If we go over the collective readings today, they are about
“choosing" life. What does the flourishing of God’s kingdom look like? What does the flourishing of God’s people look like?
“Choose life so that you and your descendants may live, loving the Lord your God, obeying and holding fast to [God].
We are not talking about living forever, but rather what makes our life sanctified? Holy and set apart for true living!
Our lives are holy. We are all made in the image of God, and yet we each have one precious life. And each of us is “ruled” by something (the highest power: God, or our appetites and drives, you name it)!
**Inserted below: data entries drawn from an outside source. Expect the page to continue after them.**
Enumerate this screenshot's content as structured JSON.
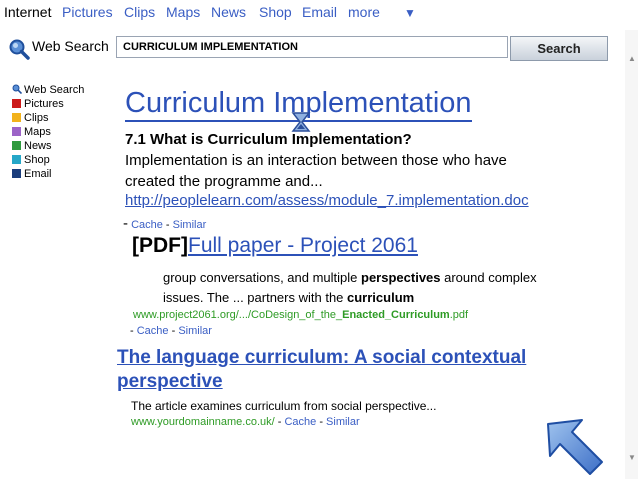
{
  "nav": {
    "internet": "Internet",
    "links": [
      "Pictures",
      "Clips",
      "Maps",
      "News",
      "Shop",
      "Email",
      "more"
    ],
    "more_arrow": "▼"
  },
  "search": {
    "label": "Web Search",
    "query": "CURRICULUM IMPLEMENTATION",
    "button": "Search"
  },
  "sidebar": {
    "items": [
      {
        "label": "Web Search",
        "icon": "search-icon"
      },
      {
        "label": "Pictures",
        "color": "#cc1a1a"
      },
      {
        "label": "Clips",
        "color": "#f2b21b"
      },
      {
        "label": "Maps",
        "color": "#9c63c7"
      },
      {
        "label": "News",
        "color": "#2f9a3e"
      },
      {
        "label": "Shop",
        "color": "#25a7c8"
      },
      {
        "label": "Email",
        "color": "#1a3d7c"
      }
    ]
  },
  "results": [
    {
      "title": "Curriculum Implementation",
      "snippet_heading": "7.1 What is Curriculum Implementation?",
      "snippet_lines": [
        "Implementation is an interaction between those who have",
        "created the programme and..."
      ],
      "url": "http://peoplelearn.com/assess/module_7.implementation.doc",
      "dash": "-",
      "cache": "Cache",
      "sep": "-",
      "similar": "Similar"
    },
    {
      "pdf_tag": "[PDF]",
      "title": "Full paper - Project 2061",
      "snippet_parts": [
        "group conversations, and multiple ",
        "perspectives",
        " around complex"
      ],
      "snippet_line2_parts": [
        "issues. The ... partners with the ",
        "curriculum"
      ],
      "url_pre": "www.project2061.org/.../CoDesign_of_the_",
      "url_bold": "Enacted_Curriculum",
      "url_post": ".pdf",
      "dash": "-",
      "cache": "Cache",
      "sep": "-",
      "similar": "Similar"
    },
    {
      "title": "The language curriculum: A social contextual perspective",
      "snippet": "The article examines curriculum from social perspective...",
      "url": "www.yourdomainname.co.uk/",
      "dash": " - ",
      "cache": "Cache",
      "sep": " - ",
      "similar": "Similar"
    }
  ],
  "colors": {
    "link_blue": "#2c51b8",
    "url_green": "#2e9b25"
  }
}
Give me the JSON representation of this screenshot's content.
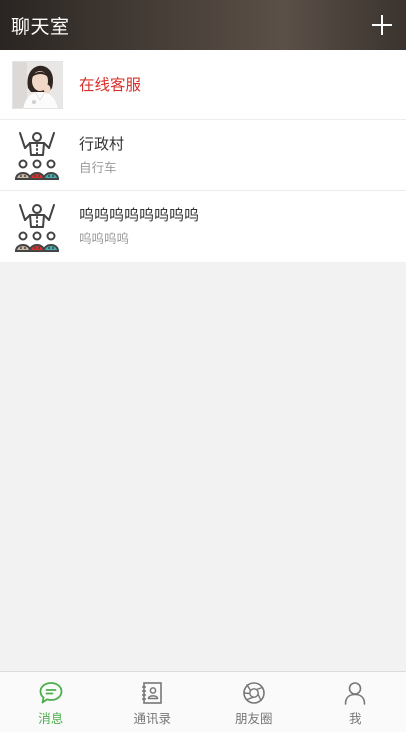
{
  "header": {
    "title": "聊天室"
  },
  "chats": [
    {
      "name": "在线客服",
      "subtitle": "",
      "avatar": "person-photo",
      "highlight_color": "#d8302a"
    },
    {
      "name": "行政村",
      "subtitle": "自行车",
      "avatar": "group-people-icon"
    },
    {
      "name": "呜呜呜呜呜呜呜呜",
      "subtitle": "呜呜呜呜",
      "avatar": "group-people-icon"
    }
  ],
  "tabbar": {
    "tabs": [
      {
        "label": "消息",
        "icon": "message-icon",
        "active": true
      },
      {
        "label": "通讯录",
        "icon": "contacts-icon",
        "active": false
      },
      {
        "label": "朋友圈",
        "icon": "moments-icon",
        "active": false
      },
      {
        "label": "我",
        "icon": "person-icon",
        "active": false
      }
    ],
    "active_color": "#4cae4c",
    "inactive_color": "#777777"
  },
  "colors": {
    "header_bg": "#3d3631",
    "page_bg": "#f2f2f2"
  }
}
In this week’s Gospel Jesus doubles down on some of the “rules” in order to emphasize God’s commandments as offering health and life. It is a tough teaching. But Jesus takes these commandments, what seem like restrictions and puts them in the context of a thriving life for the entire community.
What is new in this teaching, is that Jesus expands the definitions of the commandments for us. He pushes us to take these foundational teachings deeper.
Jesus relates anger itself to murder. While we may not commit actual murder, Jesus is equating anger, insult and swearing with murder. The similarity being the fruit of all of these is imprisonment: The lack of life.
Jesus is speaking to the ease at which we let anger fuel us; Rule us! Name-calling, “fool!” might just feel like a release…but what feeling does it really create in you, and what mood do you project? That’s the “hell and the fire” he speaks of…Our moods are contagious. And they have the power to imprison us… and others.
Instead Jesus offers: “First be reconciled to your brother or sister… Come to terms quickly with your accuser.”
We are not responsible if others will not reconcile. We cannot control what others do… but we can control how we respond. Integrating that understanding will offer us freedom and life.
Jesus is asking more from us than simply following an external law so we don’t get in trouble. He asks us to internalize some of it; And that makes us consider: What does “rule” us? He is asking us to look inside and transform or hearts, and minds; our inner lives.
Jesus takes adultery into a new level, by saying forget about the external law. If you entertain thoughts that objectify another, that actually is a form of violence. It is not life-giving.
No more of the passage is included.